Ok, so I bought a compression tester at a pawn shop the other day and just got around to checkin the N this evening. I've never done one before, but it looked pretty simple from the instructions I got off the internet. I left the fuel off and took the plugs out, disconnected the link to the governor and propped the carb wide open. I had the battery on the charger for a couple hours to get it ready, but either I fried it or its bad cause it was still pretty weak, so I hooked it up with the truck and jumper cables. My results were cyl 1 20lb cyl 2 30lb cyl 3 20lb cyl 4 75lb. Now like I said this was my first time doin this, but I don't think this sounds right.
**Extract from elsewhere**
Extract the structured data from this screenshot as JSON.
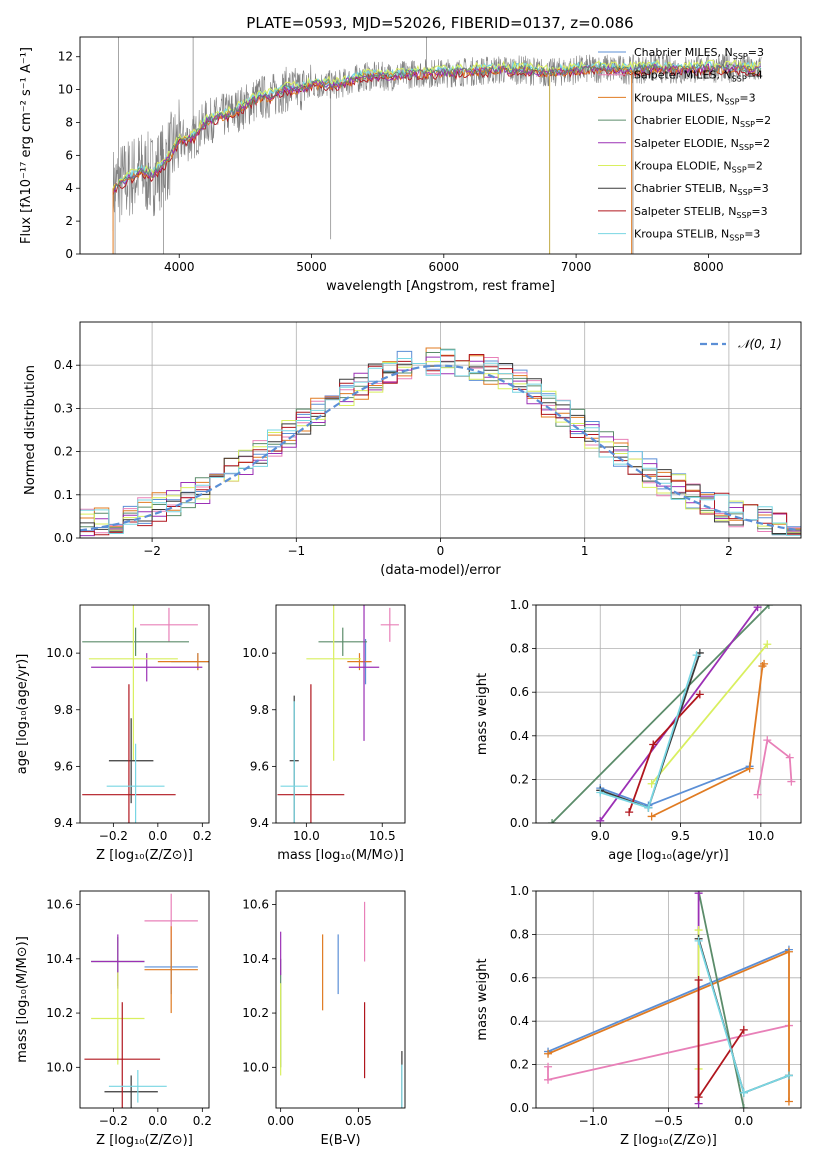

The battery was weak, and I know that I need a good battery for this but it turned over at least 3 times on each cyl. Last week when I mowed the tractor did seem a little under powered, but would it even pull its own weight with compression that low? With a 5ft bush hog I mowed about an acre and a half of tall grass in 1st gear at near full throttle. There were several spots when I had to disengage the pto and back up a little and start again. Anyways, I would like to hear from anyone who knows nething about this, and what I need to rebuild to correct the problem if my numbers are right. oh, and my starter smokes when I start it up, do I need to rebuild the starter too?


----------



## Tim Rollins (May 22, 2010)

Oh yeah, 1950 Ford 8n side distributor. Might need that info


----------



## Freebird01 (May 3, 2010)

these are not high compression engines but i would think that with that low of numbers it shouldnt even run.


----------